Si avvicina la possibilità di realizzare biochip fotonici in grado di ospitare su un’area di pochi mm2 centinaia di sensori per analisi simultanee, veloci e a basso costo in campo medico (analisi delle mutazioni del DNA, rilevazione di agenti patogeni…), della sicurezza delle persone (agenti chimici e batteriologici, gas tossici…) e del settore agroalimentare. In sostanza, veri e propri laboratori miniaturizzati su un singolo chip
Due ricercatori del Politecnico di Milano hanno dimostrato ciò che si pensava impossibile: misurare l’intensità luminosa senza assorbire nemmeno un fotone. Un po’ come calcolare la portata di un liquido che scorre all’interno di un tubo, senza far uso di rubinetti o di sonde che ne disturbino il flusso.
È nato così il primo «osservatore di luce» non invasivo, un dispositivo molto semplice costituito da due contatti metallici (solitamente d’oro) del diametro di un capello (100 micrometri) e posti ben distanti dal fascio di luce per non perturbarne le caratteristiche.

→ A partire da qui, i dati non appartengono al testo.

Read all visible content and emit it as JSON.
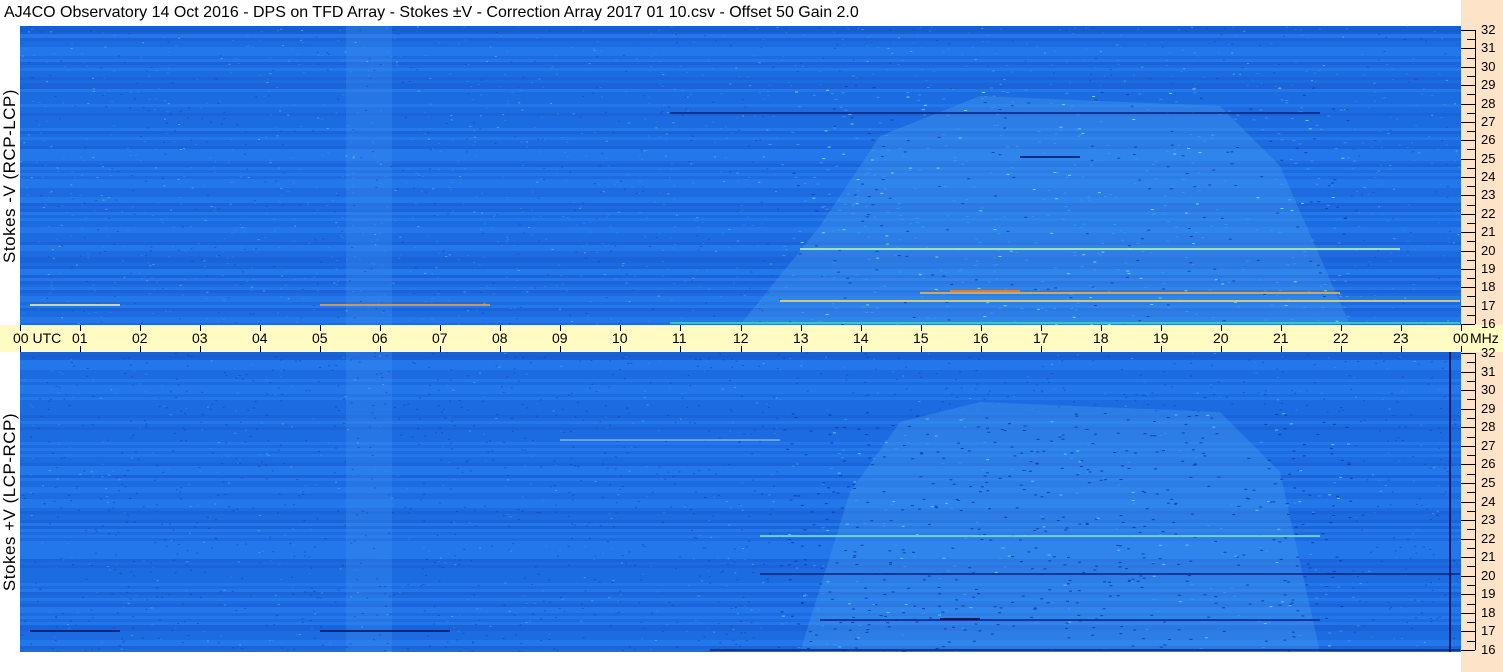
{
  "title": "AJ4CO Observatory  14 Oct 2016  -  DPS on TFD Array  -  Stokes ±V  -  Correction Array 2017 01 10.csv  -  Offset 50  Gain 2.0",
  "panels": {
    "top_label": "Stokes -V (RCP-LCP)",
    "bottom_label": "Stokes +V (LCP-RCP)"
  },
  "time_axis": {
    "labels": [
      "00  UTC",
      "01",
      "02",
      "03",
      "04",
      "05",
      "06",
      "07",
      "08",
      "09",
      "10",
      "11",
      "12",
      "13",
      "14",
      "15",
      "16",
      "17",
      "18",
      "19",
      "20",
      "21",
      "22",
      "23",
      "00"
    ],
    "unit": "MHz"
  },
  "freq_axis": {
    "labels": [
      "32",
      "31",
      "30",
      "29",
      "28",
      "27",
      "26",
      "25",
      "24",
      "23",
      "22",
      "21",
      "20",
      "19",
      "18",
      "17",
      "16"
    ]
  },
  "colors": {
    "background": "#1f6fe6",
    "timebar": "#fffbc3",
    "freqbar": "#fde3c8"
  }
}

Una misurazione a distanza, senza contatto (da qui il nome Clipp, «ContactLess Integrated Photonic Probe»), ma allo stesso tempo così sensibile da permettere di «spiare i fotoni», seguirne le orme, sapere dove e quando sono passati.
Questa scoperta apre molteplici scenari, perché aumenta le nostre capacità di manipolare i segnali luminosi e sfruttarne appieno le potenzialità e allo stesso tempo compie un grande passo verso la penetrazione delle tecnologie fotoniche nella vita di tutti i giorni. In un futuro non lontano avremo a disposizione biosensori ultrasensibili, data center ad elevatissima capacità, computer ottici.
Si avvicina la possibilità di realizzare biochip fotonici in grado di ospitare su un’area di pochi mm2 centinaia di sensori per analisi simultanee, veloci e a basso costo in campo medico (analisi delle mutazioni del DNA, rilevazione di agenti patogeni…), della sicurezza delle persone (agenti chimici e batteriologici, gas tossici…) e del settore agroalimentare. In sostanza, veri e propri laboratori miniaturizzati su un singolo chip.
Nel settore dell’informazione, questa invenzione contribuirà alla realizzazione di sistemi di interconnessione ottica ad altissima capacità, oggi considerati la soluzione più promettente per una crescita sostenibile del traffico dati, destinato a scontrarsi con il continuo aumento di consumo di energia dei sistemi tradizionali di connessione elettrica. Sono in molti a scommettere che il futuro delle comunicazioni tra banche dati, server, schede elettroniche e perfino processori è nei fotoni.
Ma per fare tutto questo in modo efficiente, serve poter osservare i fotoni senza distruggerli, per non distruggere anche l’informazione. Oggi sappiamo come fare.
L’invenzione è stata ideata, realizzata e brevettata da Francesco Morichetti e Marco Carminati due giovani assegnisti del Dipartimento di Elettronica, Informazione e Bioingegneria (Deib) del Politecnico di Milano, che sotto la guida dei proff. Andrea Melloni e Marco Sampietro, operano nell’ambito del progetto europeo Bbot («Breaking the barriers of optical integrations»). Il progetto ha come obiettivo quello di creare le condizioni per una crescita esplosiva e pervasiva delle tecnologie fotoniche, analogamente a quanto accaduto per i dispositivi elettronici.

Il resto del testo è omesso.